In an effort to support evenness of treatment, Federal Medicaid rules require that fees for personal services such as bathing or feeding should be reimbursed at the same levels for those living in group homes as for those remaining in their own homes. The policy was designed to support individuals in remaining in their own homes.
In NC, without much fanfare, in the spring, the monthly hours of personal care services available were cut from 120 to 80 and requirements that personal care assistance be provided in a more concrete form than simply supervising and encouraging the patient to perform the task, actually helping or performing the task for the patients, were put in place. Both cost-saving provisions enacted in NC to comply with the Federal rules.
Now some group-home residents face being forced from the group homes.
The above problem, with a public insurance program will ultimately have to be solved with a state solution, the state of NC will have to determine whether it can provide the additional funds necessary for group homes to stay opened since the Federal government has communicated that there is no Federal solution to the problem.
For those of us who are privately insured, take notice.
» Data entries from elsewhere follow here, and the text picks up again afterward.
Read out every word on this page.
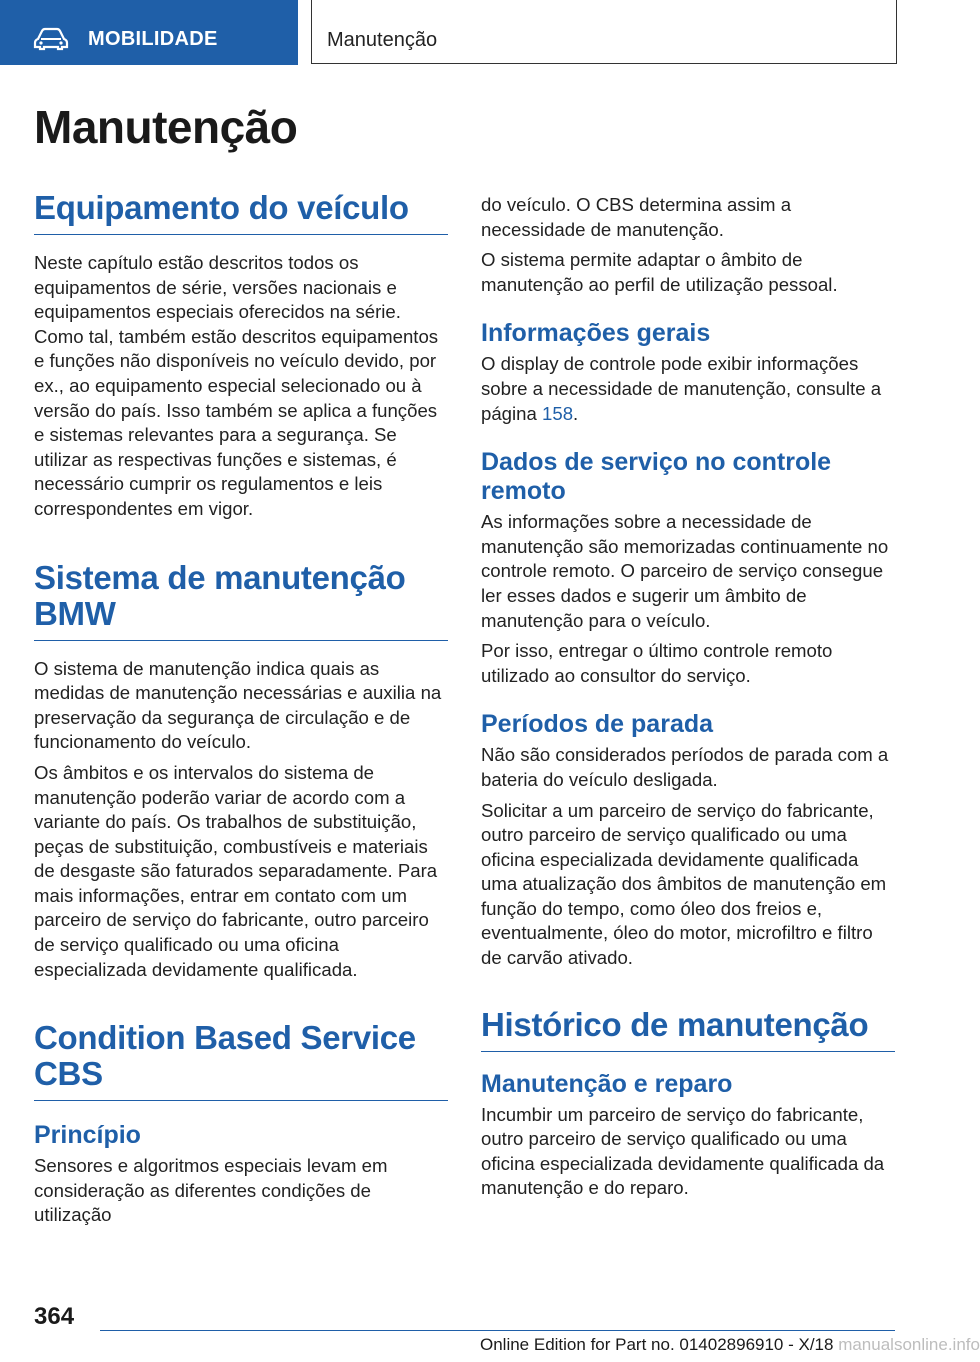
MOBILIDADE	Manutenção
Manutenção
Equipamento do veículo

Neste capítulo estão descritos todos os equipamentos de série, versões nacionais e equipamentos especiais oferecidos na série. Como tal, também estão descritos equipamentos e funções não disponíveis no veículo devido, por ex., ao equipamento especial selecionado ou à versão do país. Isso também se aplica a funções e sistemas relevantes para a segurança. Se utilizar as respectivas funções e sistemas, é necessário cumprir os regulamentos e leis correspondentes em vigor.

Sistema de manutenção BMW

O sistema de manutenção indica quais as medidas de manutenção necessárias e auxilia na preservação da segurança de circulação e de funcionamento do veículo.

Os âmbitos e os intervalos do sistema de manutenção poderão variar de acordo com a variante do país. Os trabalhos de substituição, peças de substituição, combustíveis e materiais de desgaste são faturados separadamente. Para mais informações, entrar em contato com um parceiro de serviço do fabricante, outro parceiro de serviço qualificado ou uma oficina especializada devidamente qualificada.

Condition Based Service CBS
Princípio

Sensores e algoritmos especiais levam em consideração as diferentes condições de utilização

do veículo. O CBS determina assim a necessidade de manutenção.

O sistema permite adaptar o âmbito de manutenção ao perfil de utilização pessoal.

Informações gerais

O display de controle pode exibir informações sobre a necessidade de manutenção, consulte a página 158.

Dados de serviço no controle remoto

As informações sobre a necessidade de manutenção são memorizadas continuamente no controle remoto. O parceiro de serviço consegue ler esses dados e sugerir um âmbito de manutenção para o veículo.

Por isso, entregar o último controle remoto utilizado ao consultor do serviço.

Períodos de parada

Não são considerados períodos de parada com a bateria do veículo desligada.

Solicitar a um parceiro de serviço do fabricante, outro parceiro de serviço qualificado ou uma oficina especializada devidamente qualificada uma atualização dos âmbitos de manutenção em função do tempo, como óleo dos freios e, eventualmente, óleo do motor, microfiltro e filtro de carvão ativado.

Histórico de manutenção
Manutenção e reparo

Incumbir um parceiro de serviço do fabricante, outro parceiro de serviço qualificado ou uma oficina especializada devidamente qualificada da manutenção e do reparo.

364
Online Edition for Part no. 01402896910 - X/18 manualsonline.info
Obamacare is committed to increasing “cost sharing,” having individuals pick up the slack of expensive healthcare services so that insurance companies can cover essential health benefits and preserve their profits and so that medical services providers can continue to charge the exorbitant prices for needed medical care charged today.
Consumers need expense caps, cost controls, limits on how much can be charged for needed medical care instead of the current “whatever the market will bear” approach that promises to collapse every system of health insurance, not only the public system of insurance. Consumers also need to demand that fraud prevention be given a priority reflected in processes that are consistently engaged and are carried out in an ongoing fashion to prevent and track down fraud.